Esa noche, las estrellas comenzaron a brillar más fuerte.
-¡Mateo! ,- escuché la voz de mi mamá desde la ventana. -Es hora de mirar las estrellas juntos.-
Corrí hacia ella y encontramos un sitio en el jardín, donde el aire estaba impregnado de perfume a jazmines. Miramos hacia arriba y vi cómo las estrellas se asomaban, una a una, como si fueran amigos perdidos que regresaban a casa. -Mirá, ahí hay una que brilla más que las demás,- dijo mi mamá, señalando hacia un grupo brillante.
-Es como si nos dijeran que aunque a veces la noche parece oscura, siempre habrá luz,- respondí con la intensidad de un pequeño sabio.
Pasaron días, semanas; el aire se fue llenando de risas y juegos, y a veces la tristeza se escondía entre las sombras. Pero yo sabía que cada vez que miraba al cielo, estaban ahí. Las estrellas que nunca se apagan.
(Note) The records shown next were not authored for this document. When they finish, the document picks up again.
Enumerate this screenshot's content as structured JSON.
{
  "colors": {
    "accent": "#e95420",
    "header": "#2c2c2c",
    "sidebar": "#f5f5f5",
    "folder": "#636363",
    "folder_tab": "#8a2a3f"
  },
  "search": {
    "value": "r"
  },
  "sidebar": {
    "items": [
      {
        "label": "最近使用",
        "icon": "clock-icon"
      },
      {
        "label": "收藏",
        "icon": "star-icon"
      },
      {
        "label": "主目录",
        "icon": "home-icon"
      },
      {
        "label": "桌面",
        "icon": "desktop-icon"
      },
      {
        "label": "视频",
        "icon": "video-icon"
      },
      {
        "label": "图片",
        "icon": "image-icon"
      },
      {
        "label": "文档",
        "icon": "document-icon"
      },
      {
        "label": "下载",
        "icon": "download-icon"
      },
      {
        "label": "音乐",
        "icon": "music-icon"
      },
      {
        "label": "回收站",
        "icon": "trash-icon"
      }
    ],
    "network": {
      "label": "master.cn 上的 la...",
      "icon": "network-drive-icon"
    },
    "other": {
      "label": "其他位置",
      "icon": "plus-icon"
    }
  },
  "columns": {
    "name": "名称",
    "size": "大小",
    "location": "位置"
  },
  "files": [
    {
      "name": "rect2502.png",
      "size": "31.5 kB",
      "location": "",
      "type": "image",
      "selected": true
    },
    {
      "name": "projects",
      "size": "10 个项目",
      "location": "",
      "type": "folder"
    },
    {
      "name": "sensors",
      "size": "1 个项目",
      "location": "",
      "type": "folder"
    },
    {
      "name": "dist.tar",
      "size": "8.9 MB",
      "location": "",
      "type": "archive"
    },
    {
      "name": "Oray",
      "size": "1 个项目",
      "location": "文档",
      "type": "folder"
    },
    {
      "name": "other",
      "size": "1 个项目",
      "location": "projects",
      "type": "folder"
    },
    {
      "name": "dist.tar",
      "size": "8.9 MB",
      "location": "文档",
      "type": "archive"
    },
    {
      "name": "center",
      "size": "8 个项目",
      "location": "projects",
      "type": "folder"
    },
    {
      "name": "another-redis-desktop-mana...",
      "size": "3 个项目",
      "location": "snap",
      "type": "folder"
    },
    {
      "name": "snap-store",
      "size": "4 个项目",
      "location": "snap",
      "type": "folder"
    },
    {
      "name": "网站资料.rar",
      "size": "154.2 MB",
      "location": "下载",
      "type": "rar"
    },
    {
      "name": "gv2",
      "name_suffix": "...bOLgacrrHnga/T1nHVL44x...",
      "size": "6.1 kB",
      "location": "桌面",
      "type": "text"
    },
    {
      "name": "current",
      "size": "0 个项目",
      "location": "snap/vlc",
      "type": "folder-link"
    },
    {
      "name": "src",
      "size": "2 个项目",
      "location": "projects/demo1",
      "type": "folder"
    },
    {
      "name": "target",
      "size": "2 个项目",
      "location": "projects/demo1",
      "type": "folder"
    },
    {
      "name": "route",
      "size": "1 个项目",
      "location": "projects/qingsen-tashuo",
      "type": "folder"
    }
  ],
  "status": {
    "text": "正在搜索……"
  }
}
Un día, mientras pintaba mi cielo de colores, descubrí que no todo en la vida está bajo nuestra control. -Mateo, en el cielo hay muchas constelaciones, y tú puedes elegir la que más te guste para contar tu historia,- me dijo la voz del viento. Y comprendí que a veces, aunque no podemos tener todo el cielo de un solo color, podemos mezclar las tonalidades y encontrar belleza en lo inesperado.
-Así que, aunque algunas estrellas no brillen juntas, aun así son parte de un mismo firmamento,- dije mientras las mariposas seguían danzando en mi pecho.
Con el tiempo, aprendí que el amor se puede transformar, como el agua que se convierte en vapor y regresa como lluvia. Y así, cada vez que llueve, miro hacia arriba y veo las estrellas haciendo piruetas en el cielo.
Hoy, reflexio sobre lo bonito que es vivir en un mundo donde hay diferentes formas de querer.
Así que si alguna vez sientes que la noche es densa, recuerda que siempre hay estrellas que brillan, incluso si no las ves. Porque el amor nunca se va; se transforma, y con el tiempo se convierte en una luz que ilumina el camino hacia nuevos horizontes. Y ahí, en esas nuevas tierras, encontré un rincón donde las risas bailan con el viento y las estrellas nunca dejan de brillar.
FIN.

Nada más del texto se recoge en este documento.